Lovely, i like them all but if i had to pick one only i think i would go for the Pachysanthum. What colour are the flowers on that one Andrew? :^)

16 Jun, 2011


My choice would be the Ever Red, but having said that I can`t say I`m a big fan of Rhodies or Azalias the`re too showy for me.

16 Jun, 2011


The beautiful foliage of rhodoendrons is not appreciated nearly as much as it deserves, as Andrew says. Many of the garden center rhodos that people buy are hybrids with flashy flowers but basic dark green leaves. At the moment many of the ones in our garden are producing lovely new foliage and I particularly like the ones with the brown felting, indumentum, on the underside of the leaves.

16 Jun, 2011


Daylily - they're white to pale pink with yellow or red spots

16 Jun, 2011


interesting i like the ever red too

16 Jun, 2011


Yes! I love that one too, Cristina, it's unusual!

16 Jun, 2011


I like the blue one :-)

16 Jun, 2011


I suppose its all in the eye of the beholder. My favourite place to play was in the 'rhodies' in the walled garden of the 'old house' in the middle of the golf course (strictly forbidden, of course!)

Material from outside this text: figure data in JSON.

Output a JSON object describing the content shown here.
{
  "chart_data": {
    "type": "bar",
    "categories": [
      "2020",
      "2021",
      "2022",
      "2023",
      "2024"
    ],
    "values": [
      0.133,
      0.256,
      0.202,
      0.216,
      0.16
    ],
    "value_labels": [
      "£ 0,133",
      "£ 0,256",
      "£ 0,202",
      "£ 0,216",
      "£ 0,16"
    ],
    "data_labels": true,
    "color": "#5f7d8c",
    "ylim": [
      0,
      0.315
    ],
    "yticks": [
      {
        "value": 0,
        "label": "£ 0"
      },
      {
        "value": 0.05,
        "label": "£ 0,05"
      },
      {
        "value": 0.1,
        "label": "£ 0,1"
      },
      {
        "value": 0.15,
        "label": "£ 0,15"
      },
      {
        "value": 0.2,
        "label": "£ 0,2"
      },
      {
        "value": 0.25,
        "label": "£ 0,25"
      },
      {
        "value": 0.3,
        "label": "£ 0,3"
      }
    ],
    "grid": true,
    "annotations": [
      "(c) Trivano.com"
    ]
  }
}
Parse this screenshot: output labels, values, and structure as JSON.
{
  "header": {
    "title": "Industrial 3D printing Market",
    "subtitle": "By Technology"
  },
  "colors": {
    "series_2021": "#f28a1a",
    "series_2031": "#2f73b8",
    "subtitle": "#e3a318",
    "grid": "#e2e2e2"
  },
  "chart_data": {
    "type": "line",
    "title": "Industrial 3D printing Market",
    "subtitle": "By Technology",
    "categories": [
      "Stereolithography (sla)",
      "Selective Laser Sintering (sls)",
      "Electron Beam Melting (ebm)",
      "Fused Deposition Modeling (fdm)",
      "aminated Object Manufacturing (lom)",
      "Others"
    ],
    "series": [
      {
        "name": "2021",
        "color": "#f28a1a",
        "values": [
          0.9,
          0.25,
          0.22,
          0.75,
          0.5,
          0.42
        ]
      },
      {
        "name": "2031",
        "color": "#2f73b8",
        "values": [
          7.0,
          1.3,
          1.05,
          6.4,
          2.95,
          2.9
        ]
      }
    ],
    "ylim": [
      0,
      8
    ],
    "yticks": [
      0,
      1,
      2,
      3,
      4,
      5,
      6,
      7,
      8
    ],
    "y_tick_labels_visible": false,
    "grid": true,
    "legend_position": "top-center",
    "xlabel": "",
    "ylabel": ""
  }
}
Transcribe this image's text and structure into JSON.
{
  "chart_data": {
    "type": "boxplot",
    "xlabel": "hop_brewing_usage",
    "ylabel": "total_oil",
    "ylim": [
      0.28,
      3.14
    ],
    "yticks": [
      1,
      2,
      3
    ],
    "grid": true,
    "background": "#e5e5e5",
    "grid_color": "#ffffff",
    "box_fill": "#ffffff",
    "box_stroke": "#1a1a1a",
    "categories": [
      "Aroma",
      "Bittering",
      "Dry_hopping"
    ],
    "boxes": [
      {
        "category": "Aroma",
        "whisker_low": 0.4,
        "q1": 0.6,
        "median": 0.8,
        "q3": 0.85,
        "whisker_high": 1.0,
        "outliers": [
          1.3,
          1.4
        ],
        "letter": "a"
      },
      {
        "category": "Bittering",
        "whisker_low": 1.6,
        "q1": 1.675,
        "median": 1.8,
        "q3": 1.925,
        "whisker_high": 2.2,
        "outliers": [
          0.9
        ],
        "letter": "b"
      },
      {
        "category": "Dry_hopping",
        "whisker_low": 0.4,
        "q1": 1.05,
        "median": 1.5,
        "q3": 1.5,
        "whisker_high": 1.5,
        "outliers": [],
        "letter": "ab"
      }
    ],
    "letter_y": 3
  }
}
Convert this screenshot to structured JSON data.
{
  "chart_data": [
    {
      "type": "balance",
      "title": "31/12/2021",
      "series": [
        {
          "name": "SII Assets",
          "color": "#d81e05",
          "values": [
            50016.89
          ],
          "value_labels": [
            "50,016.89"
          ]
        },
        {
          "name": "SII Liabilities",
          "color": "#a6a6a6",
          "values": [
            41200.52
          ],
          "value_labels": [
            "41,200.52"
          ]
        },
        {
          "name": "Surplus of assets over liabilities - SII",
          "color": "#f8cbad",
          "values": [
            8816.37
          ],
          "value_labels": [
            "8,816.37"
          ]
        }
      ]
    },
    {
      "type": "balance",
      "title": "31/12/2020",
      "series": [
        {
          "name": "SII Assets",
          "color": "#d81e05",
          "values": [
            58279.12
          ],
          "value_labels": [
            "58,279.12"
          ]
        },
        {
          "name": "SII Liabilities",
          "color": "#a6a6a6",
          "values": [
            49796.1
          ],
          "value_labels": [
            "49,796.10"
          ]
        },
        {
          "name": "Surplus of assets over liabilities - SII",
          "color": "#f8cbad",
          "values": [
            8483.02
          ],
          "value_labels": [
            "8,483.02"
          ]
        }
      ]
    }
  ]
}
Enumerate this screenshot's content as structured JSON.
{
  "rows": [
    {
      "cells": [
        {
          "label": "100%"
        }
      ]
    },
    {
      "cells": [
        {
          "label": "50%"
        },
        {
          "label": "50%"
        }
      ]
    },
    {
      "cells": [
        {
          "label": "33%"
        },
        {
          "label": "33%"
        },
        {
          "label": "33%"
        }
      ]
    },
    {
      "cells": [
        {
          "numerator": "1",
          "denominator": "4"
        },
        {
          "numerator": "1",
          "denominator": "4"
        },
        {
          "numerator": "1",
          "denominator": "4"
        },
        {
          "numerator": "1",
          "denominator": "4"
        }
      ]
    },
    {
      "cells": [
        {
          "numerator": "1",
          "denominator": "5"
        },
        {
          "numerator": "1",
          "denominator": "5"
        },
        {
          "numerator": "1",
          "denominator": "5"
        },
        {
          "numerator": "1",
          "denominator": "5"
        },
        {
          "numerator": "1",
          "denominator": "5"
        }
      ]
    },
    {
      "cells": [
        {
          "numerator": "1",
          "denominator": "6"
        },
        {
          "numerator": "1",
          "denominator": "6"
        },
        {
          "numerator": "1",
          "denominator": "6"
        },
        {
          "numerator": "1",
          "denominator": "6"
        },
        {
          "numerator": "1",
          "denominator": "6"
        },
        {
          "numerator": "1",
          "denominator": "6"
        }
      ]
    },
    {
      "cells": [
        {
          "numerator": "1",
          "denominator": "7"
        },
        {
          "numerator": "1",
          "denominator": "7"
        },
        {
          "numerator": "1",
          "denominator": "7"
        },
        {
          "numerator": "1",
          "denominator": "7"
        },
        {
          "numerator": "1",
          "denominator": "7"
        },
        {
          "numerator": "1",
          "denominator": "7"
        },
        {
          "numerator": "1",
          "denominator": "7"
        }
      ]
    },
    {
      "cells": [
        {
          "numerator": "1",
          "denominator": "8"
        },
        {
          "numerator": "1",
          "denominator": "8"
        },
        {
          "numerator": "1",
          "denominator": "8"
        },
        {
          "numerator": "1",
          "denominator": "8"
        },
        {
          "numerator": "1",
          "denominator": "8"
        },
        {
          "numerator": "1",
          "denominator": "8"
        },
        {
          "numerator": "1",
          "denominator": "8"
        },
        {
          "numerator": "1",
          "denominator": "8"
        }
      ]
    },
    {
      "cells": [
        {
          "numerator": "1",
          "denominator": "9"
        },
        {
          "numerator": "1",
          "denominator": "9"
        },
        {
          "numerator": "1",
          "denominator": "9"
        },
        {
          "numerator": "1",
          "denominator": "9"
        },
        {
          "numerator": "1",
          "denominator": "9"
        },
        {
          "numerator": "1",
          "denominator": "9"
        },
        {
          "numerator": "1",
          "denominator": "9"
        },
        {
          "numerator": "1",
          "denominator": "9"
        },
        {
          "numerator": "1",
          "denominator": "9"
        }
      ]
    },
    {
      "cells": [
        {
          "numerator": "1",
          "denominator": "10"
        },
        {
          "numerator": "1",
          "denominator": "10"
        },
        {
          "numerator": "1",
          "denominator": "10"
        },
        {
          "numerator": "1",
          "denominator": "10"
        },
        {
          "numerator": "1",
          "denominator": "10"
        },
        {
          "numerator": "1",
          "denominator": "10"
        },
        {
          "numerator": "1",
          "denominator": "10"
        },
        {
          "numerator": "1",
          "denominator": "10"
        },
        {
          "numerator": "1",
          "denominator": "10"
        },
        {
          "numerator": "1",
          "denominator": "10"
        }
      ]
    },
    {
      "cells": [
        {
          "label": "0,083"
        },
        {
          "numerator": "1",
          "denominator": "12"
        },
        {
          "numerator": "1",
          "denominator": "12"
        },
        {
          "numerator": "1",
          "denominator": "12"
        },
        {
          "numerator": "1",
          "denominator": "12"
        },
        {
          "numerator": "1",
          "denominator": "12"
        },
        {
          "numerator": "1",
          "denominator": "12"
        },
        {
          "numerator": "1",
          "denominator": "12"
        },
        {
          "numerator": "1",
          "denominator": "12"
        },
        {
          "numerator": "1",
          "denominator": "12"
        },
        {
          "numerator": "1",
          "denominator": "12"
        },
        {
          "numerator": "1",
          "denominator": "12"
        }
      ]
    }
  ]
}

Perhaps, as a consequence, I love the formation and colour of the leaves and the branches :)

17 Jun, 2011


Thanks Andrew :^)

17 Jun, 2011


Thanks for an interesting blog Andrew; I have to confess I am not a fan of Rhodo's I have spent too much time cursing R.ponticum! although I have seen some fine specimens of R. falconeri in Cornish gardens that I liked.

18 Jun, 2011


Wow! Thanks for all the research and the great photos. We have great pine woods near us in which a large variety of rhododendrons have been planted, I'll have to take a close look next time and see if I can identify any from your references. See:

27 Jun, 2011


Love the blue and the red, thanks for a cool little article, saw R. 'Temple Belle' last april at Wisley, lovely small round leaves and pink pendant flowers.